Walaupun gerakan pembaruan Islam secara garis besarnya terbagi dalam dua batasan dekade yaitu pra-modern (abad XVII dan XVIII M) dan modern (mulai abad XIX M), tetapi sebagaimana dikemukakan oleh Fazlur Rahman bahwa gerakan pembaruan yang dilancarkan pada abad tersebut pada dasarnya menunjukkan karakteristik yang sama dengan gagasan pokok Ibnu Taimiyah yang dipandang sebagai bapak tajdid, yaitu gerakan-gerakan pembaruan tersebut mengedepankan rekontruksi sosio-moral masyarakat Islam sekaligus melakukan koreksi sufisme yang terlalu menekankan individu dan mengabaikan masyarakat.
Adanya karakteristik yang sama pada gerakan-gerakan pembaruan Islam, baik pra-modern maupun modern tersebut, dapat dilihat misalnya pada abad XVII M. Syaikh Ahmad Sirhindi telah meletakan dasar teori reformasi yang sama dengan Ibnu Taimiyah, juga menekankan pelaksanaan ajaran syariah dalam kehidupan sehari-hari. Kemudian gerakan wahabiah pada abad XVIII M yang dipelopori Muhammad bin Abdul Wahab dipandang lebih radikal dan tidak mengenal kompromi terhadap semua pengaruh yang “non Islam” terhadap amal ibadah. Gerakan-gerakan serupa juga muncul di kawasan dunia Islam lainnya. Shah Waliyullah di India abad XVIII M, juga melakukan hal yang sama dengan apa yang dilakukan oleh Syaikh Ahmad dalam sikapnya terhadap ajaran sufi yang menyimpang. Namun, yang membedakannya dengan pendahulunya, gerakan Shah Waliyullah juga memasuki dunia kehidupan sosial politik, di mana ia menentang ketidakadilan sosial ekonomi yang menimpa rakyat, mengkritik beban pajak yang ditanggung oleh kaum petani, serta menyerukan kaum muslimin untuk menegakkan sebuah negara teritorial di India yang menyatu ke dalam bentuk sebuah kekaisaran yang bersifat internasional.
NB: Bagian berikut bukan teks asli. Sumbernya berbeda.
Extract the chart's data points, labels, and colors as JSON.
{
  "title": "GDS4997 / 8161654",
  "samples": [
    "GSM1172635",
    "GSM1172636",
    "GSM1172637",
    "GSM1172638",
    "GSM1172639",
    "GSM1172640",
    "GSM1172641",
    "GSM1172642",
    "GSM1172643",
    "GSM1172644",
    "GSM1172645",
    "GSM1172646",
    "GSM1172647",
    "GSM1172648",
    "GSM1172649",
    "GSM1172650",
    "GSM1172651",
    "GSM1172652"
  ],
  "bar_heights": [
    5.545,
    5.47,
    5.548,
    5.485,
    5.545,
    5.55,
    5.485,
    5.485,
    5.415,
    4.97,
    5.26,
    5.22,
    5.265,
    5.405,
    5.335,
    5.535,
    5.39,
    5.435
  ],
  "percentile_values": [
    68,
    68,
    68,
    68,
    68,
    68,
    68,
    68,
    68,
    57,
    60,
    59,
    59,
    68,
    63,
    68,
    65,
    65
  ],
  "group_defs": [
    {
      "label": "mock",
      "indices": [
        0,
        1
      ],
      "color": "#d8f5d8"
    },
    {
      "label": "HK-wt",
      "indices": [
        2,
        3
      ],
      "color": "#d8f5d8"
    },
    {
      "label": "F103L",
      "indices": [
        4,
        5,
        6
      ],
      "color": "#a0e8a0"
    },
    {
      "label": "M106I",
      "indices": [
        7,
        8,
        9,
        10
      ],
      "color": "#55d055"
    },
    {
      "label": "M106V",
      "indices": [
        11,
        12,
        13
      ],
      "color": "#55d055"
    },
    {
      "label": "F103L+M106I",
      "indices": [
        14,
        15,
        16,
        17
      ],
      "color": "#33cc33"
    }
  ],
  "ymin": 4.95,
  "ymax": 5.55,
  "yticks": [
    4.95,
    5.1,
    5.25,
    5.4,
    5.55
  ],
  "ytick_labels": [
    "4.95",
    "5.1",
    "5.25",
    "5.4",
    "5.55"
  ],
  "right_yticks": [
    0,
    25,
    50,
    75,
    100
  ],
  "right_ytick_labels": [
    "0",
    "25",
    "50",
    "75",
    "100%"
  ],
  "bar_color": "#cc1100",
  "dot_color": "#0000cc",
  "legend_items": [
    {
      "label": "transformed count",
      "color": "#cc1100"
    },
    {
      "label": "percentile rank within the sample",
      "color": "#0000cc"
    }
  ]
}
Gerakan pembaruan pra-modern dengan dasar “kembali kepada al-Qur’an dan al-Sunnah serta ijtihad” sebagaimana di atas, juga me-warnai gerakan pembaruan pada era modern (abad XIX dan XX M). Sebagai misal, gerakan pembaruan yang digerakkan dan dicetuskan oleh Muhammad Abduh, yang dirumuskan dalam empat aspek yaitu: pertama, pemurnian Islam dari berbagai pengaruh ajaran dan pengamalan yang tidak benar (bid’ah dan khufarat); kedua, pembaruan sistem pendidikan tinggi Islam; ketiga, perumusan kembali doktrin Islam sejalan dengan semangat pemikiran modern; keempat, pembelaan Islam terhadap pengaruh-pengaruh dan serangan-serangan Eropa.
Apa yang dilakukan oleh Abduh di atas, menunjukan adanya karakteristik yang sama dengan era sebelumnya, yaitu adanya purifikasionis-reformis. Apa yang dilakukan Abduh hanya sebagai salah satu contoh, tentunya dapat ditemukan juga dalam gerakan dan pemikiran yang dilakukan oleh tokoh lainnya.
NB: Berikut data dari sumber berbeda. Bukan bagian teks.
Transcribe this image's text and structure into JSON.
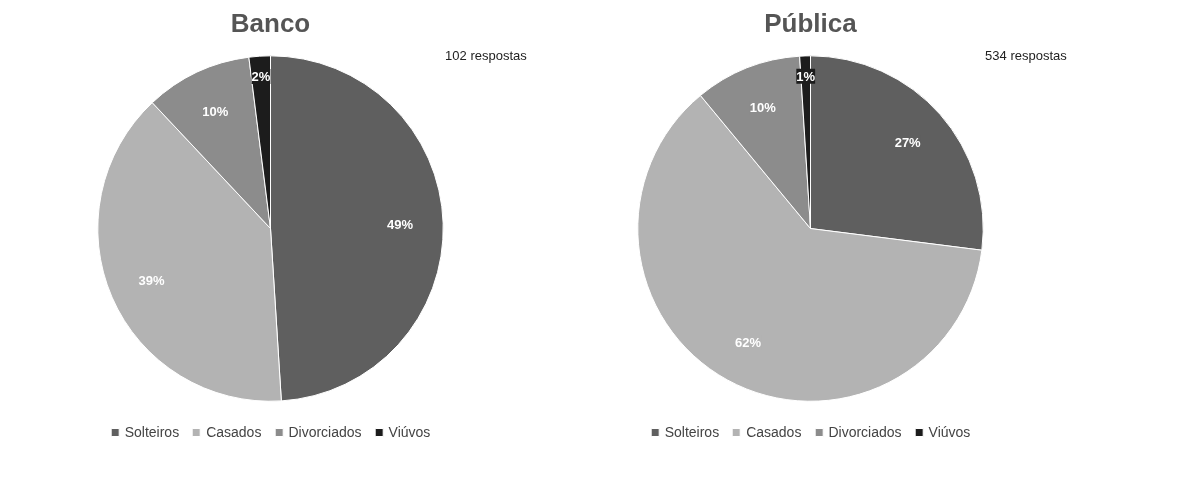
{
  "chart_data": [
    {
      "type": "pie",
      "title": "Banco",
      "annotations": [
        "102 respostas"
      ],
      "categories": [
        "Solteiros",
        "Casados",
        "Divorciados",
        "Viúvos"
      ],
      "values": [
        49,
        39,
        10,
        2
      ],
      "value_labels": [
        "49%",
        "39%",
        "10%",
        "2%"
      ],
      "colors": [
        "#5f5f5f",
        "#b3b3b3",
        "#8c8c8c",
        "#1c1c1c"
      ],
      "legend": "bottom"
    },
    {
      "type": "pie",
      "title": "Pública",
      "annotations": [
        "534 respostas"
      ],
      "categories": [
        "Solteiros",
        "Casados",
        "Divorciados",
        "Viúvos"
      ],
      "values": [
        27,
        62,
        10,
        1
      ],
      "value_labels": [
        "27%",
        "62%",
        "10%",
        "1%"
      ],
      "colors": [
        "#5f5f5f",
        "#b3b3b3",
        "#8c8c8c",
        "#1c1c1c"
      ],
      "legend": "bottom"
    }
  ]
}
Berkaitan dengan kesinambungan karakteristik gerakan pem-baruan Islam baik pra-modern dan modern, menurut Voll dapat terlihat pula pada tiga bidang atau tema yang digelorakan, yaitu: pertama, seruan untuk kembali kepada penerapan ketat al-Qur’an dan Sunnah Nabi; kedua, keharusan adanya ijtihad; ketiga, penegasan kembali keaslian dan keunikan pengalaman Qur’an yang berbeda dengan cara-cara sintesa dan keterbukaan pada tradisi Islam lainnya.
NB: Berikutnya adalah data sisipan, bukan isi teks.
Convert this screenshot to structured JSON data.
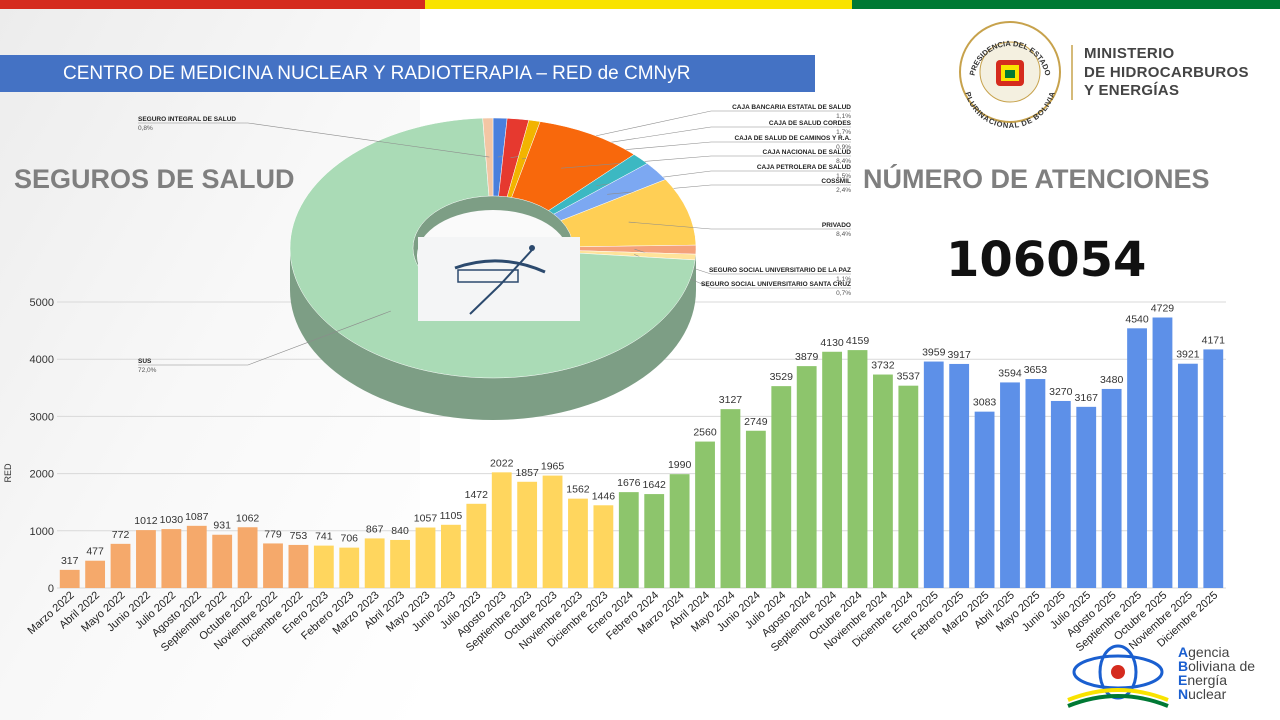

Uraian di atas menunjukan bahwa ide pembaruan Islam yang berlandaskan teologis dan normatif, secara historis menunjukkan relevansi dengan kedua landasan tersebut (teologis dan normatif). Oleh karenanya, gerakan tajdid (pembaruan Islam) memiliki akar historis yang kuat sebagai pijakan bagi kontinuitas gerakan pembaruan Islam kini dan yang akan datang.